As indicated in an earlier post (“The Telos of Linguistic Change,” April 7, 2013), one’s first recourse in a productive approach to understanding the rationale of language change should be to thinking about change in a broader framework, to wit:
“[U]nderlying all other laws is the only tendency which can grow by its own virtue, the tendency of all things to take habits…. In so far as evolution follows a law, the law or habit, instead of being a movement from homogeneity to heterogeneity, is growth from difformity to uniformity. But the chance divergences from laws are perpetually acting to increase the variety of the world, and are checked by a sort of natural selection and otherwise…, so that the general result may be described as ‘organized heterogeneity,’ or, better, rationalized variety” (Charles S. Peirce, Collected Papers 6.101; emphasis added).
This quotation from the modern founder of the theory of signs is to be combined with what the prominent interwar theoretician of historical linguistics, Edward Sapir, characterized as “drift” (both passages are from his Selected Writings, p. 382):
“Language moves down time in a current of its own making. It has a drift…. The linguistic drift has direction. In other words, only those individual variations embody it or carry it which move in a certain direction, just as only certain wave movements in the bay outline the tide.”
“Wherever the human mind has worked collectively and unconsciously, it has striven for and attained unique form. The important point is that the evolution of form has a drift in one direction, that it seeks poise, and that it rests, relatively speaking, when it has found this poise.”
Present possibilities with greater or lesser powers of actualization exist at any given historical stage of a language. Innovations that come to be full-fledged social facts, i. e., changes, must have something about their form that enables them to survive. The aggregate of such innovations-become-changes is what constitutes the drift of a language.
Beyond such broad generalizations, what is needed in order to understand individual linguistic changes is the principle whereby drift is further defined as what might be called “the triumph of the iconic.” In other words, the trajectory of change, in the long run, follows an arc leading toward iconicity, which is the alignment between form and meaning.

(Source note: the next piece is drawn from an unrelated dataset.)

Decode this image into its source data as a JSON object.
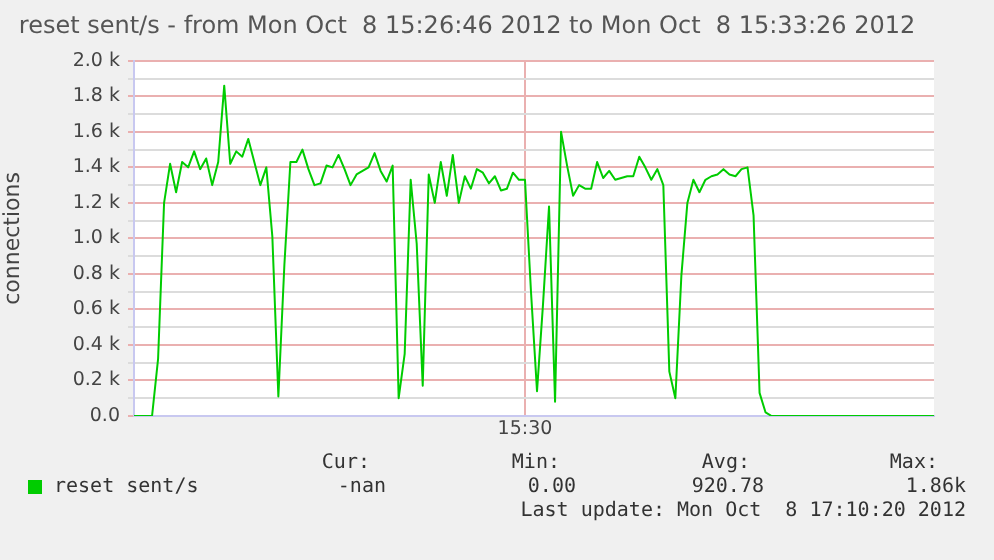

In the working out of this trajectory, the form-meaning alignment is regularly aided by a real tendency of change from the marked to the unmarked member of the linguistic units and categories involved.
Here is an example from contemporary American English. For some time now, the adjective fewer in the colloquial variety of speech has been replaced by less, so that the normative (and more conservative) “fewer people” comes out as “less people,” etc. The norm requires fewer whenever the noun quantified is a so-called count noun, and less when it is a so-called mass noun. The directionality of the replacement of fewer by less even when the noun modified is a mass noun is clear in one distinct respect: the shorter of the two adjectives is winning out in the drift of the language over the longer one. The semiotic upshot of this drift is equally clear: the meaning of lesser number is better fitted to the form that is shorter, i. e., to less rather than to fewer, since the latter is one syllable longer than the former. Here we have the establishment over time of the iconic principle, understood in this case as the triumph of uniformity over variety.
Markedness also plays a role in this development collaterally. The marked is defined as the conceptually more restricted than the unmarked, a principle that can take several hypostases. Here the adjective fewer, applying as it does normatively to count nouns, is the marked member because individuation (as in counting) is marked vis-à-vis non-individuation (as in sets or groups). The drift away from fewer toward less is thus an instantiation of the semiotic principle that dictates the change from marked to unmarked in the long run.